■税務
アスベストの対策費用
待山会計事務所   税理士  待山克典

 かつて建築材料として耐火・防音のために建物に広く使われてきたアスベスト(石綿)の関連作業に従事していた人がアスベストの繊維を吸い込み、肺線維症(じん肺)、悪性中皮腫を起こしているとして大きな問題となっています。
 こうした事態を政府も重視し、使用中の建物等のうちアスベストの飛散の可能性がある場合、建築物の所有者や貸与している者は、除去や封じ込めるなどの措置を行なわなければならないことを法的に義務付けています。また、法的に許容されるアスベストの含有比率を引き下げるなどの措置も講じるとしています。
 このアスベストを除去する費用は、2万円程度(1uにつき)かかるといわれているようですが、税務上は、修繕費として一時の損金に算入することができることになりましょう。

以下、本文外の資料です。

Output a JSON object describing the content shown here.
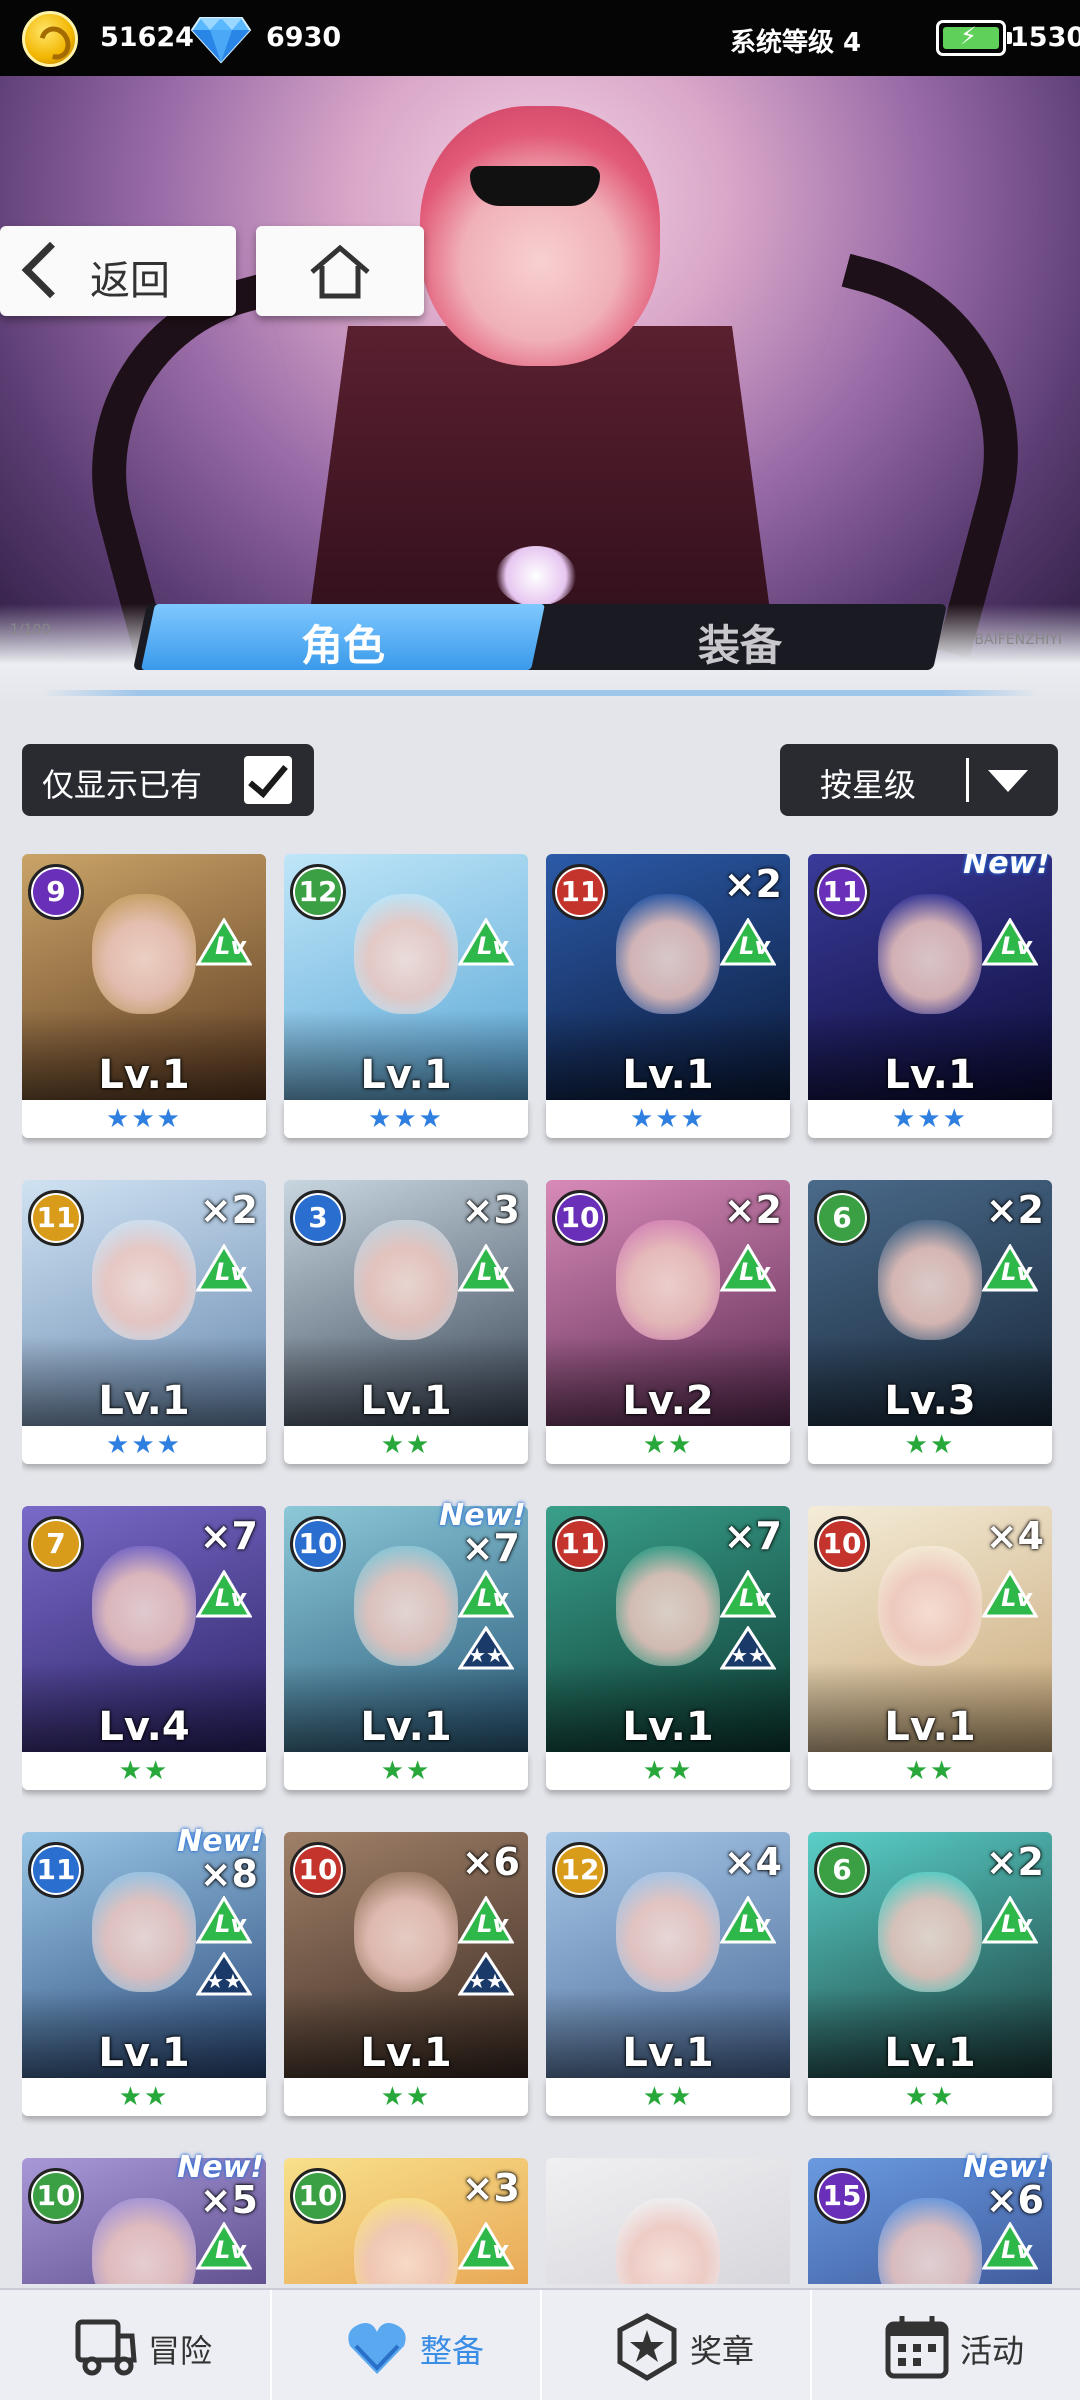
{
  "topbar": {
    "coins": "51624",
    "gems": "6930",
    "system_level": "系统等级 4",
    "energy": "1530",
    "icons": [
      "coin-icon",
      "diamond-icon",
      "battery-icon"
    ]
  },
  "hero": {
    "back_label": "返回",
    "strip_left_text": "1/100",
    "strip_right_text": "BAIFENZHIYI"
  },
  "tabs": {
    "character": "角色",
    "equipment": "装备",
    "active": "character"
  },
  "filters": {
    "owned_only_label": "仅显示已有",
    "owned_only_checked": true,
    "sort_label": "按星级"
  },
  "cards": [
    {
      "rank": "9",
      "count": "",
      "is_new": false,
      "level": "Lv.1",
      "stars": "★★★",
      "star_color": "blue",
      "badge": "#6a2fb8",
      "bg": [
        "#c9a468",
        "#5e3b22"
      ],
      "starup": false
    },
    {
      "rank": "12",
      "count": "",
      "is_new": false,
      "level": "Lv.1",
      "stars": "★★★",
      "star_color": "blue",
      "badge": "#3aa043",
      "bg": [
        "#bfe6f8",
        "#5aa6d6"
      ],
      "starup": false
    },
    {
      "rank": "11",
      "count": "×2",
      "is_new": false,
      "level": "Lv.1",
      "stars": "★★★",
      "star_color": "blue",
      "badge": "#c4332c",
      "bg": [
        "#2c5aa8",
        "#0b1a3a"
      ],
      "starup": false
    },
    {
      "rank": "11",
      "count": "",
      "is_new": true,
      "level": "Lv.1",
      "stars": "★★★",
      "star_color": "blue",
      "badge": "#6a2fb8",
      "bg": [
        "#3a3a9a",
        "#0c0c38"
      ],
      "starup": false
    },
    {
      "rank": "11",
      "count": "×2",
      "is_new": false,
      "level": "Lv.1",
      "stars": "★★★",
      "star_color": "blue",
      "badge": "#d89b1a",
      "bg": [
        "#cfe2f2",
        "#6a8ab0"
      ],
      "starup": false
    },
    {
      "rank": "3",
      "count": "×3",
      "is_new": false,
      "level": "Lv.1",
      "stars": "★★",
      "star_color": "green",
      "badge": "#2a6ed0",
      "bg": [
        "#c8d6e0",
        "#3a4656"
      ],
      "starup": false
    },
    {
      "rank": "10",
      "count": "×2",
      "is_new": false,
      "level": "Lv.2",
      "stars": "★★",
      "star_color": "green",
      "badge": "#6a2fb8",
      "bg": [
        "#d88ab8",
        "#5a2a52"
      ],
      "starup": false
    },
    {
      "rank": "6",
      "count": "×2",
      "is_new": false,
      "level": "Lv.3",
      "stars": "★★",
      "star_color": "green",
      "badge": "#3aa043",
      "bg": [
        "#4a6a8a",
        "#18283a"
      ],
      "starup": false
    },
    {
      "rank": "7",
      "count": "×7",
      "is_new": false,
      "level": "Lv.4",
      "stars": "★★",
      "star_color": "green",
      "badge": "#d89b1a",
      "bg": [
        "#7a6ac8",
        "#2a2266"
      ],
      "starup": false
    },
    {
      "rank": "10",
      "count": "×7",
      "is_new": true,
      "level": "Lv.1",
      "stars": "★★",
      "star_color": "green",
      "badge": "#2a6ed0",
      "bg": [
        "#8cc8d8",
        "#2a5a7a"
      ],
      "starup": true
    },
    {
      "rank": "11",
      "count": "×7",
      "is_new": false,
      "level": "Lv.1",
      "stars": "★★",
      "star_color": "green",
      "badge": "#c4332c",
      "bg": [
        "#3aa08a",
        "#0c3a32"
      ],
      "starup": true
    },
    {
      "rank": "10",
      "count": "×4",
      "is_new": false,
      "level": "Lv.1",
      "stars": "★★",
      "star_color": "green",
      "badge": "#c4332c",
      "bg": [
        "#f4ecd8",
        "#c8a878"
      ],
      "starup": false
    },
    {
      "rank": "11",
      "count": "×8",
      "is_new": true,
      "level": "Lv.1",
      "stars": "★★",
      "star_color": "green",
      "badge": "#2a6ed0",
      "bg": [
        "#9ac6e6",
        "#2a4a7a"
      ],
      "starup": true
    },
    {
      "rank": "10",
      "count": "×6",
      "is_new": false,
      "level": "Lv.1",
      "stars": "★★",
      "star_color": "green",
      "badge": "#c4332c",
      "bg": [
        "#a08068",
        "#3a2a22"
      ],
      "starup": true
    },
    {
      "rank": "12",
      "count": "×4",
      "is_new": false,
      "level": "Lv.1",
      "stars": "★★",
      "star_color": "green",
      "badge": "#d89b1a",
      "bg": [
        "#a8c8e8",
        "#4a6a98"
      ],
      "starup": false
    },
    {
      "rank": "6",
      "count": "×2",
      "is_new": false,
      "level": "Lv.1",
      "stars": "★★",
      "star_color": "green",
      "badge": "#3aa043",
      "bg": [
        "#5ad0c8",
        "#1a3a3a"
      ],
      "starup": false
    },
    {
      "rank": "10",
      "count": "×5",
      "is_new": true,
      "level": "",
      "stars": "",
      "star_color": "green",
      "badge": "#3aa043",
      "bg": [
        "#a898d8",
        "#3a2a6a"
      ],
      "starup": false
    },
    {
      "rank": "10",
      "count": "×3",
      "is_new": false,
      "level": "",
      "stars": "",
      "star_color": "green",
      "badge": "#3aa043",
      "bg": [
        "#f8e08a",
        "#e08a3a"
      ],
      "starup": false
    },
    {
      "rank": "",
      "count": "",
      "is_new": false,
      "level": "",
      "stars": "",
      "star_color": "green",
      "badge": "",
      "bg": [
        "#f0f0f2",
        "#c8c8d0"
      ],
      "starup": false
    },
    {
      "rank": "15",
      "count": "×6",
      "is_new": true,
      "level": "",
      "stars": "",
      "star_color": "green",
      "badge": "#6a2fb8",
      "bg": [
        "#6a9ae0",
        "#2a3a7a"
      ],
      "starup": false
    }
  ],
  "card_text": {
    "new": "New!",
    "lv_icon": "Lv"
  },
  "bottom_nav": [
    {
      "label": "冒险",
      "icon": "truck-icon"
    },
    {
      "label": "整备",
      "icon": "heart-shield-icon",
      "active": true
    },
    {
      "label": "奖章",
      "icon": "star-badge-icon"
    },
    {
      "label": "活动",
      "icon": "calendar-icon"
    }
  ]
}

 アスベストの除去するのは法的な義務付けによるものであり、当局としても原則として除去費用の全額を一時の損金に算入しても差し支えないとする見解であるようだ。したがって、アスベストが吹き付けられている壁のアスベストを除去し、壁紙を張り替えるなどの作業の費用については、その固定資産を維持・管理のためのものであることから修繕費とすることがさしつかないといえます。
 もっとも、アスベストの除去工事の際に、「この際だから」と建物の模様替えやリニューアルを行った場合など、明らかに資産の価値を高めるような改修を行なう費用については、資本的支出とみなされ一時の損金とは認められないのはいうまでもありません。